One year ago, demand for home-based care was surging. It had emerged as a political priority, and the primary obstacle seemed to be labor shortages.
Amid this momentum, we may have expected 2022 to be the moment when reimbursement rates for homecare would climb or new doors would open, enabling agencies to better compete for talent.
This didn’t quite come to pass. So, care organizations in 2023 are forced to focus on what they can control to drive sustainable growth and gain greater control of their own destiny.
The most pressing areas will be:
- fully realizing new technology to shore up operations
- training and developing skilled staff
- leveraging demand for homecare to pursue new sources of funding or partnerships.
Here are my five most important considerations for agencies in 2023.
1. Declare war on repetitive tasks by back-office staff.
I would estimate that most care providers spend as much as one-third of their gross profit in coordination and supervision. This leaves staff spending far too much effort on administrative tasks and not enough on decision-making and building relationships with clients and caregivers.
Agencies must dissect their workflows and deploy automation tools within their software to govern repetitive tasks. Other artificial intelligence (AI) tools can be set to monitor clinical notes and assess risk so that supervisors can manage deeper caseloads and respond quickly to clients in need. Scheduling optimizers and automated dispatch can save coordinators and caregivers tremendous amounts of time, revolutionizing back-office operations.
2. Simplified operations will become part of the delivery of care.
An efficient back office is one of simplification—and part of that is making administrative efforts legitimate aspects of care delivery. To unlock this potential, agencies can strip away friction to invite new levels of efficiency and collaboration across the care ecosystem.
For example, software that seamlessly connects all members in a circle of care creates a clear bridge of communication and visibility for clients, families and providers.
Another simplifiable workflow exists within subcontractors. By automating offers and referrals, data captured at the point of care (e.g. punch data or progress notes) can be synced through from the supply-side system to the demand-side system.
3. Offer continuous learning & growth opportunities.
Labor shortages remain the most persistent problem in homecare, from aides and personal support workers to registered nurses and physical or occupational therapists.
In 2023 and beyond, it will be crucial to invest more in continual upskilling efforts to get a leg up on this ongoing challenge.
Today, employees across the industry seek opportunities to learn and grow.
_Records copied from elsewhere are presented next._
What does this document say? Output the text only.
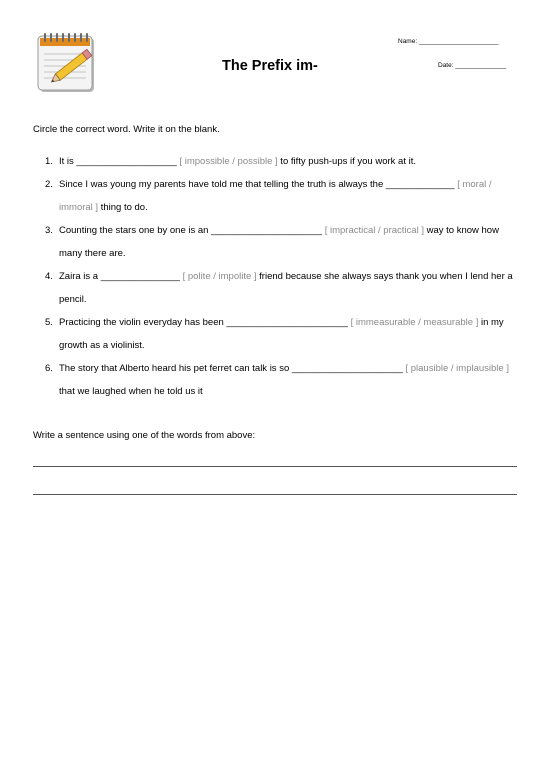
The Prefix im-
Name: ______________________
Date: ______________
Circle the correct word. Write it on the blank.
1. It is ___________________ [ impossible / possible ] to fifty push-ups if you work at it.
2. Since I was young my parents have told me that telling the truth is always the _____________ [ moral / immoral ] thing to do.
3. Counting the stars one by one is an _____________________ [ impractical / practical ] way to know how many there are.
4. Zaira is a _______________ [ polite / impolite ] friend because she always says thank you when I lend her a pencil.
5. Practicing the violin everyday has been _______________________ [ immeasurable / measurable ] in my growth as a violinist.
6. The story that Alberto heard his pet ferret can talk is so _____________________ [ plausible / implausible ] that we laughed when he told us it
Write a sentence using one of the words from above:
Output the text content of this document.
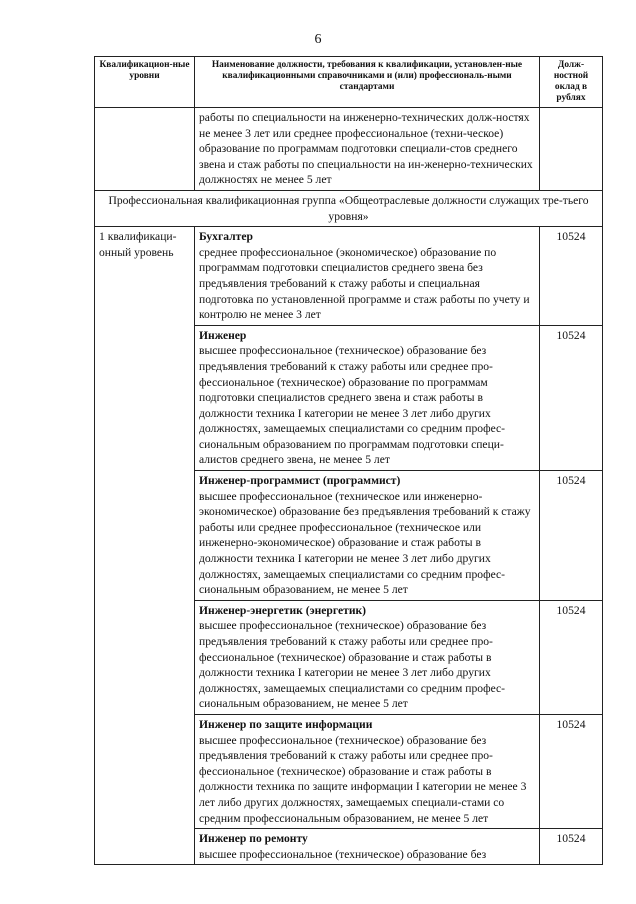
6
Квалификацион-ные уровни	Наименование должности, требования к квалификации, установлен-ные квалификационными справочниками и (или) профессиональ-ными стандартами	Долж-ностной оклад в рублях

	работы по специальности на инженерно-технических долж-ностях не менее 3 лет или среднее профессиональное (техни-ческое) образование по программам подготовки специали-стов среднего звена и стаж работы по специальности на ин-женерно-технических должностях не менее 5 лет	

Профессиональная квалификационная группа «Общеотраслевые должности служащих тре-тьего уровня»		
1 квалификаци-онный уровень	Бухгалтер
среднее профессиональное (экономическое) образование по программам подготовки специалистов среднего звена без предъявления требований к стажу работы и специальная подготовка по установленной программе и стаж работы по учету и контролю не менее 3 лет	10524

	Инженер
высшее профессиональное (техническое) образование без предъявления требований к стажу работы или среднее про-фессиональное (техническое) образование по программам подготовки специалистов среднего звена и стаж работы в должности техника I категории не менее 3 лет либо других должностях, замещаемых специалистами со средним профес-сиональным образованием по программам подготовки специ-алистов среднего звена, не менее 5 лет	10524

	Инженер-программист (программист)
высшее профессиональное (техническое или инженерно-экономическое) образование без предъявления требований к стажу работы или среднее профессиональное (техническое или инженерно-экономическое) образование и стаж работы в должности техника I категории не менее 3 лет либо других должностях, замещаемых специалистами со средним профес-сиональным образованием, не менее 5 лет	10524

	Инженер-энергетик (энергетик)
высшее профессиональное (техническое) образование без предъявления требований к стажу работы или среднее про-фессиональное (техническое) образование и стаж работы в должности техника I категории не менее 3 лет либо других должностях, замещаемых специалистами со средним профес-сиональным образованием, не менее 5 лет	10524

	Инженер по защите информации
высшее профессиональное (техническое) образование без предъявления требований к стажу работы или среднее про-фессиональное (техническое) образование и стаж работы в должности техника по защите информации I категории не менее 3 лет либо других должностях, замещаемых специали-стами со средним профессиональным образованием, не менее 5 лет	10524

	Инженер по ремонту
высшее профессиональное (техническое) образование без	10524
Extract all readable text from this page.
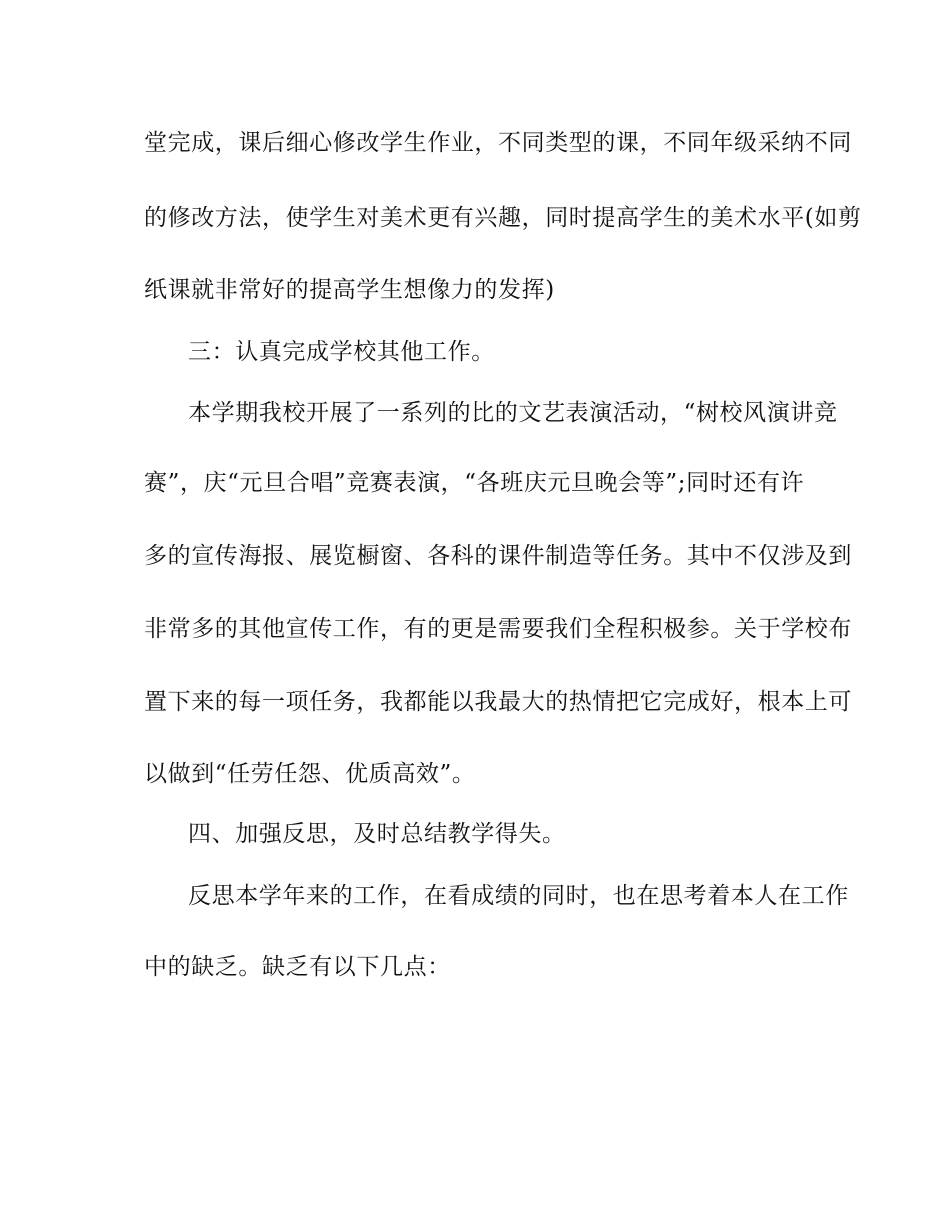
堂完成，课后细心修改学生作业，不同类型的课，不同年级采纳不同
的修改方法，使学生对美术更有兴趣，同时提高学生的美术水平(如剪
纸课就非常好的提高学生想像力的发挥)
三：认真完成学校其他工作。
本学期我校开展了一系列的比的文艺表演活动，“树校风演讲竞
赛”，庆“元旦合唱”竞赛表演，“各班庆元旦晚会等”;同时还有许
多的宣传海报、展览橱窗、各科的课件制造等任务。其中不仅涉及到
非常多的其他宣传工作，有的更是需要我们全程积极参。关于学校布
置下来的每一项任务，我都能以我最大的热情把它完成好，根本上可
以做到“任劳任怨、优质高效”。
四、加强反思，及时总结教学得失。
反思本学年来的工作，在看成绩的同时，也在思考着本人在工作
中的缺乏。缺乏有以下几点：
The key to attracting and retaining talent is to integrate continuing education tools and training resources into a platform that caregivers can freely access on their own watch.
Supplement this by putting technology in place that makes your team’s jobs more efficient, relieves administrative burdens and keeps them working at the top of their skills and licensure.
4. Break convention & seek new funding sources.
Hospitals are in crisis and, no matter the slow pace at which health systems evolve, we all know that a “hospital-at-home” focus is the necessary model of the future.
There is an opportunity for agencies to strategize a new approach—and reimbursement—directly with hospital administration, thereby avoiding intermediaries.
The foundation is there now, motivated by the COVID-19 pandemic. The Center for Medicare & Medicaid Services’ (CMS’) Acute Hospital Care at Home waiver means that inpatient-level care can already be delivered at home at an equal funding level—and this is sure to exist long into the future on the promise of improved patient safety, better outcomes and cost savings. Plus, health systems are building new home-based programs and are open to novel partnerships and risk-sharing agreements.
In this climate of change throughout the care continuum, homecare organizations have the footing and experience to make a different pitch to different groups more than they ever have before.
5. Resist the commodification of our industry.
Finally, it’s time for a rallying cry. To build thriving agencies that work for all stakeholders and deliver on the promise of better patient outcomes, we must trade in those outcomes—not in hours of care. Homecare cannot be pushed down the value chain.
Sometimes it requires lobbying with a governing body like CMS. For example, Medicare gave managed care organizations the ability to manage home health episodes directly and they have started procuring “hours of care” from agencies as a result (versus bundled models).
An era of high demand and scarce supply provides an opportunity to set the terms on which we are willing to engage, be that with managed care organizations, Medicare Advantage plans or with state or other health authorities.
Let’s highlight the value we bring our clients and preferentially engage with payers that allow us to unlock profit pools by focusing on patient outcomes. The alternative—being continually squeezed between wage rates rising faster than reimbursement rates—is a road to ruin.
Against this backdrop for 2023 will emerge opportunities for providers of home and continuing care that could mark success for years to come. It will require some outside-the-box thinking, some key internal investments and some strategic capitalization on a surging public demand.